By (O)CT(O)PUS
Donald's the man who can grab any bull by the horns and run with it. There's no teapot in a tempest he can't handle. Donald's the MAN! In Trump, we trust.
When other candidates were grasping at straws that broke the camel’s back, only Donald came out like a horse on fire. You can always count on him to drive off the bridge when we come to it, and burn that bridge when we cross it.
Donald will watch terrorists like a hawk and catch them cold turkey with their pants down. But just in case it’s deja-vu all over again, he’ll line up all foreigners in alphabetical order by size, then make them clean hotel rooms and wash your underwear.
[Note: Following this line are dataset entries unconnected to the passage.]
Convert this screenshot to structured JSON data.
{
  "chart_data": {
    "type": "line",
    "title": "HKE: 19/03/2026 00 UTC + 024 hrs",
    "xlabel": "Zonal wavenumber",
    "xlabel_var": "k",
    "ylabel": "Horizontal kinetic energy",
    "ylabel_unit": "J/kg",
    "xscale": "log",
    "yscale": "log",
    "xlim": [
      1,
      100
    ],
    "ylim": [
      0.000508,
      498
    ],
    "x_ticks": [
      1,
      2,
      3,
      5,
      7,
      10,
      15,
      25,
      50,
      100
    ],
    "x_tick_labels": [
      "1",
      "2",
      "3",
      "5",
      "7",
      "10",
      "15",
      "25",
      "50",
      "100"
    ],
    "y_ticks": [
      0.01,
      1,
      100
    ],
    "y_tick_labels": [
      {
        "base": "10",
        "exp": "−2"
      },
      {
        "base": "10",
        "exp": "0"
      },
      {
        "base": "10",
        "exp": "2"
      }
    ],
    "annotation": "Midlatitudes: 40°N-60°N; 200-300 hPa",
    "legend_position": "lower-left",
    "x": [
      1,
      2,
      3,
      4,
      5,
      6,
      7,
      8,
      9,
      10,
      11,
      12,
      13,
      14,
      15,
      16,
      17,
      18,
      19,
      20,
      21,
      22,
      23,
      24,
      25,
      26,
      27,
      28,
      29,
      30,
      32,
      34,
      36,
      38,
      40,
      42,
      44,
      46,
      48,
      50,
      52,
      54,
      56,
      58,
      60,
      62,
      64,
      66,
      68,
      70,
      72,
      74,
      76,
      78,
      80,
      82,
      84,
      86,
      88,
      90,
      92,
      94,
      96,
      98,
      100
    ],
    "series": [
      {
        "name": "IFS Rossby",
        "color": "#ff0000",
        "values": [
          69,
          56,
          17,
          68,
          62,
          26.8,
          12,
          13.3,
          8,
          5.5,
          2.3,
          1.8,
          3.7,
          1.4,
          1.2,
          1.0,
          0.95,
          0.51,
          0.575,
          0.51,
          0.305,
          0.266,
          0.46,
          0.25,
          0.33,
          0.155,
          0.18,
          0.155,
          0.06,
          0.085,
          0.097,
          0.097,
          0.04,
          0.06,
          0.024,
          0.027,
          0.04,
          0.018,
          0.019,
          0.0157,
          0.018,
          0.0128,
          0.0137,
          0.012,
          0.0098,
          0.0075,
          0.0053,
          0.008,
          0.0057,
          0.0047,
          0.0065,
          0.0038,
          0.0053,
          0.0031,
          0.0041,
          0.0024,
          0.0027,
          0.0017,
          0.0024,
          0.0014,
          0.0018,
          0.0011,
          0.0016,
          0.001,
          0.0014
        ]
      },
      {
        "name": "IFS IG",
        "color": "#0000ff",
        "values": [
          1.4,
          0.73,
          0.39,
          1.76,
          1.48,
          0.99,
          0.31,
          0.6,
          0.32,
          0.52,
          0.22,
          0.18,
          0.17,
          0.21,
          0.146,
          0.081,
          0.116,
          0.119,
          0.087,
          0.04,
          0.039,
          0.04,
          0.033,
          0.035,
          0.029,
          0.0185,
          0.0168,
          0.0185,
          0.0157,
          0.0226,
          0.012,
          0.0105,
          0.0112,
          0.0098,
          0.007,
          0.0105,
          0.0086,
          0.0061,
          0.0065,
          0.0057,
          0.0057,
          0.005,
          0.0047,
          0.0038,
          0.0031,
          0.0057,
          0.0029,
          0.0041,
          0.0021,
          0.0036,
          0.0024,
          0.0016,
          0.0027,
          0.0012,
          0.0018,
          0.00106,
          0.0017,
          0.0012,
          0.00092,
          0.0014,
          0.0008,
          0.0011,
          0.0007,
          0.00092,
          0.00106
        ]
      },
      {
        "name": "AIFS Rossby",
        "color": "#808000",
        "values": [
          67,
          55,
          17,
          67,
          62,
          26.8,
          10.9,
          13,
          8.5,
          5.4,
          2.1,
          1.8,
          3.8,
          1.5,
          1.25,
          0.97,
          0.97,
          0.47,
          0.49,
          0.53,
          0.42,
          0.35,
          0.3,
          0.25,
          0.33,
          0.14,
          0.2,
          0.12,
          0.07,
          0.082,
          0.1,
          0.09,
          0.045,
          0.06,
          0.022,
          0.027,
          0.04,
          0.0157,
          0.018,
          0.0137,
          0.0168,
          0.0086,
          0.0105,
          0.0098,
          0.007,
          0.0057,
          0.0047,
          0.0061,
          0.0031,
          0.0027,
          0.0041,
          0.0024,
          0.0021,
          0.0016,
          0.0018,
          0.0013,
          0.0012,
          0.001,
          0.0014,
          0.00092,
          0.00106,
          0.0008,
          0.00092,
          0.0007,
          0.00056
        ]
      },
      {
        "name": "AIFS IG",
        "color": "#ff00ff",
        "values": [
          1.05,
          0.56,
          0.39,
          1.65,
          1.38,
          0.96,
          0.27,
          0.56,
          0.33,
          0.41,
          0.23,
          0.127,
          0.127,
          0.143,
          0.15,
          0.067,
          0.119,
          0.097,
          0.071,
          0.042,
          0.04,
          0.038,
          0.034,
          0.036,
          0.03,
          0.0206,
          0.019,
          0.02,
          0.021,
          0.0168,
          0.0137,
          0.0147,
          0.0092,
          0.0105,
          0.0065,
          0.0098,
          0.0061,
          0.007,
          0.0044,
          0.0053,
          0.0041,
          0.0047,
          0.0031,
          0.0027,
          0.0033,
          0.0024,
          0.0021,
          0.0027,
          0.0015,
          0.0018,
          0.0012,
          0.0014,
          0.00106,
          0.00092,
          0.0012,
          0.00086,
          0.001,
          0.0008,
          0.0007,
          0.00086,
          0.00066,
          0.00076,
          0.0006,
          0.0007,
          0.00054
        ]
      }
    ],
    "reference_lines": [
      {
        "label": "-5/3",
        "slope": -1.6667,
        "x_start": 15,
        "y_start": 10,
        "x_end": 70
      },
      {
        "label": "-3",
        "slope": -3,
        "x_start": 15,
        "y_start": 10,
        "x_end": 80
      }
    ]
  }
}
If terrorists cut the water supply, he’ll never let any celebrity well run dry. He’ll bring on a flood of cats and dogs in droves like gangbusters wearing combat galoshes. Better to light a candle in the dark than to curse the clowns who screw in light-bulbs.
Donald Trump will defeat all enemies with snowballs from Hell raining hot air down the mountain with a full head of steam. He will drive our ship of state across the road where chickens come home to roost and never let ISIS or any crisis mushroom into a can of worms. If the shoe fits, it’s probably on the wrong foot.
Never again will we be stuck between a rock and a frying pan, and no more beating around the Bushes! He will turn every outhouse into a White House and make America grrr8 again!
The Donald always has an ace up his hole and hits the wall running.